I cannot answer the question but you may want to look into web2py. It is similar to Django in many respects but its database abstraction layer works on GAE and supports most of the GAE functionality (not all but we try to catch up). In this way if GAE works for you great, if it does not, you can move your code to a different db (SQLite, MySQL, PostgreSQL, Oracle, MSSQL, FireBird, DB2, Informix, Ingres, and - soon - Sybase and MongoDB).
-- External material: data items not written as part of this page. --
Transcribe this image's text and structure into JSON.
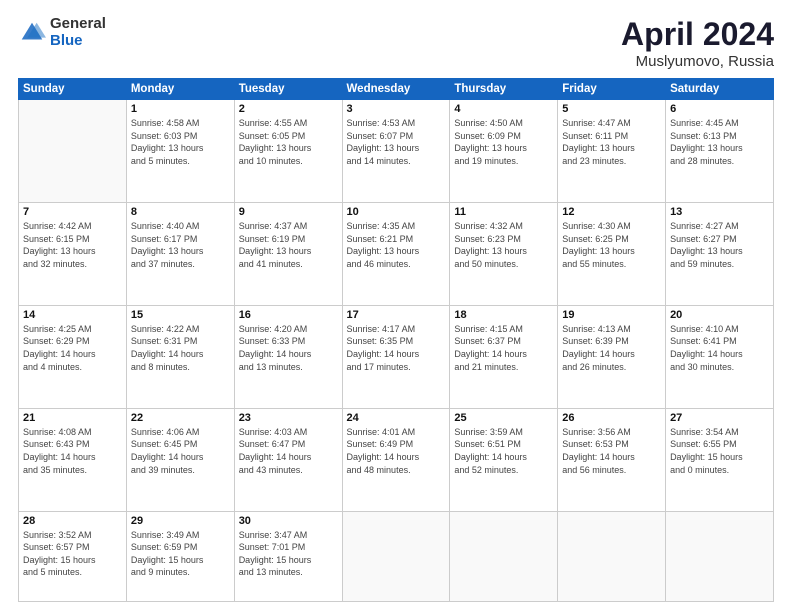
{
  "logo": {
    "general": "General",
    "blue": "Blue"
  },
  "header": {
    "title": "April 2024",
    "subtitle": "Muslyumovo, Russia"
  },
  "weekdays": [
    "Sunday",
    "Monday",
    "Tuesday",
    "Wednesday",
    "Thursday",
    "Friday",
    "Saturday"
  ],
  "weeks": [
    [
      {
        "day": "",
        "info": ""
      },
      {
        "day": "1",
        "info": "Sunrise: 4:58 AM\nSunset: 6:03 PM\nDaylight: 13 hours\nand 5 minutes."
      },
      {
        "day": "2",
        "info": "Sunrise: 4:55 AM\nSunset: 6:05 PM\nDaylight: 13 hours\nand 10 minutes."
      },
      {
        "day": "3",
        "info": "Sunrise: 4:53 AM\nSunset: 6:07 PM\nDaylight: 13 hours\nand 14 minutes."
      },
      {
        "day": "4",
        "info": "Sunrise: 4:50 AM\nSunset: 6:09 PM\nDaylight: 13 hours\nand 19 minutes."
      },
      {
        "day": "5",
        "info": "Sunrise: 4:47 AM\nSunset: 6:11 PM\nDaylight: 13 hours\nand 23 minutes."
      },
      {
        "day": "6",
        "info": "Sunrise: 4:45 AM\nSunset: 6:13 PM\nDaylight: 13 hours\nand 28 minutes."
      }
    ],
    [
      {
        "day": "7",
        "info": "Sunrise: 4:42 AM\nSunset: 6:15 PM\nDaylight: 13 hours\nand 32 minutes."
      },
      {
        "day": "8",
        "info": "Sunrise: 4:40 AM\nSunset: 6:17 PM\nDaylight: 13 hours\nand 37 minutes."
      },
      {
        "day": "9",
        "info": "Sunrise: 4:37 AM\nSunset: 6:19 PM\nDaylight: 13 hours\nand 41 minutes."
      },
      {
        "day": "10",
        "info": "Sunrise: 4:35 AM\nSunset: 6:21 PM\nDaylight: 13 hours\nand 46 minutes."
      },
      {
        "day": "11",
        "info": "Sunrise: 4:32 AM\nSunset: 6:23 PM\nDaylight: 13 hours\nand 50 minutes."
      },
      {
        "day": "12",
        "info": "Sunrise: 4:30 AM\nSunset: 6:25 PM\nDaylight: 13 hours\nand 55 minutes."
      },
      {
        "day": "13",
        "info": "Sunrise: 4:27 AM\nSunset: 6:27 PM\nDaylight: 13 hours\nand 59 minutes."
      }
    ],
    [
      {
        "day": "14",
        "info": "Sunrise: 4:25 AM\nSunset: 6:29 PM\nDaylight: 14 hours\nand 4 minutes."
      },
      {
        "day": "15",
        "info": "Sunrise: 4:22 AM\nSunset: 6:31 PM\nDaylight: 14 hours\nand 8 minutes."
      },
      {
        "day": "16",
        "info": "Sunrise: 4:20 AM\nSunset: 6:33 PM\nDaylight: 14 hours\nand 13 minutes."
      },
      {
        "day": "17",
        "info": "Sunrise: 4:17 AM\nSunset: 6:35 PM\nDaylight: 14 hours\nand 17 minutes."
      },
      {
        "day": "18",
        "info": "Sunrise: 4:15 AM\nSunset: 6:37 PM\nDaylight: 14 hours\nand 21 minutes."
      },
      {
        "day": "19",
        "info": "Sunrise: 4:13 AM\nSunset: 6:39 PM\nDaylight: 14 hours\nand 26 minutes."
      },
      {
        "day": "20",
        "info": "Sunrise: 4:10 AM\nSunset: 6:41 PM\nDaylight: 14 hours\nand 30 minutes."
      }
    ],
    [
      {
        "day": "21",
        "info": "Sunrise: 4:08 AM\nSunset: 6:43 PM\nDaylight: 14 hours\nand 35 minutes."
      },
      {
        "day": "22",
        "info": "Sunrise: 4:06 AM\nSunset: 6:45 PM\nDaylight: 14 hours\nand 39 minutes."
      },
      {
        "day": "23",
        "info": "Sunrise: 4:03 AM\nSunset: 6:47 PM\nDaylight: 14 hours\nand 43 minutes."
      },
      {
        "day": "24",
        "info": "Sunrise: 4:01 AM\nSunset: 6:49 PM\nDaylight: 14 hours\nand 48 minutes."
      },
      {
        "day": "25",
        "info": "Sunrise: 3:59 AM\nSunset: 6:51 PM\nDaylight: 14 hours\nand 52 minutes."
      },
      {
        "day": "26",
        "info": "Sunrise: 3:56 AM\nSunset: 6:53 PM\nDaylight: 14 hours\nand 56 minutes."
      },
      {
        "day": "27",
        "info": "Sunrise: 3:54 AM\nSunset: 6:55 PM\nDaylight: 15 hours\nand 0 minutes."
      }
    ],
    [
      {
        "day": "28",
        "info": "Sunrise: 3:52 AM\nSunset: 6:57 PM\nDaylight: 15 hours\nand 5 minutes."
      },
      {
        "day": "29",
        "info": "Sunrise: 3:49 AM\nSunset: 6:59 PM\nDaylight: 15 hours\nand 9 minutes."
      },
      {
        "day": "30",
        "info": "Sunrise: 3:47 AM\nSunset: 7:01 PM\nDaylight: 15 hours\nand 13 minutes."
      },
      {
        "day": "",
        "info": ""
      },
      {
        "day": "",
        "info": ""
      },
      {
        "day": "",
        "info": ""
      },
      {
        "day": "",
        "info": ""
      }
    ]
  ]
}
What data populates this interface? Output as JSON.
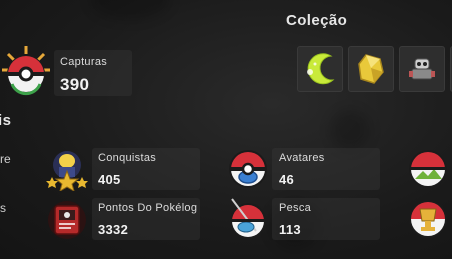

If you decide to run you app outside of GAE, you can still use Django. You won't really have that much luck with the GAE webapp

  • Thanks, though I mention exactly that in the original question: "Finally, it's clear that using Django does have the advantage of providing an "exit strategy" if we later wanted to move away from GAE and need a platform to target for the exodus." Commented Dec 22, 2009 at 4:57

I am still very new to Google App engine development, but the interfaces Django provides do appear much nicer than the default. The benefits will depend on what you are using to run Django on the app engine. The Google App Engine Helper for Django allows you to use the full power of the Google App Engine with some Django functionality on the side.

Django non-rel attempts to provide as much of Django's power as possible, but running on the app-engine for possible extra scalability. In particular, it includes Django models (one of Django's core features), but this is a leaky abstraction due to the differences between relational databases and bigtable. There will most likely be tradeoffs in functionality and efficiency, as well as an increased number of bugs and quirks. Of course, this might be worth it in circumstances like those described in the question, but otherwise would strongly recommend using the helper at the start as then you have the option of moving towards either pure app-engine or Django non-rel later. Also, if you do switch to Django non-rel, your increased knowledge of how app engine works will be useful if the Django abstraction ever breaks - certainly much more useful than knowledge of the quirks/workarounds for Django non-rel if you swap the other way.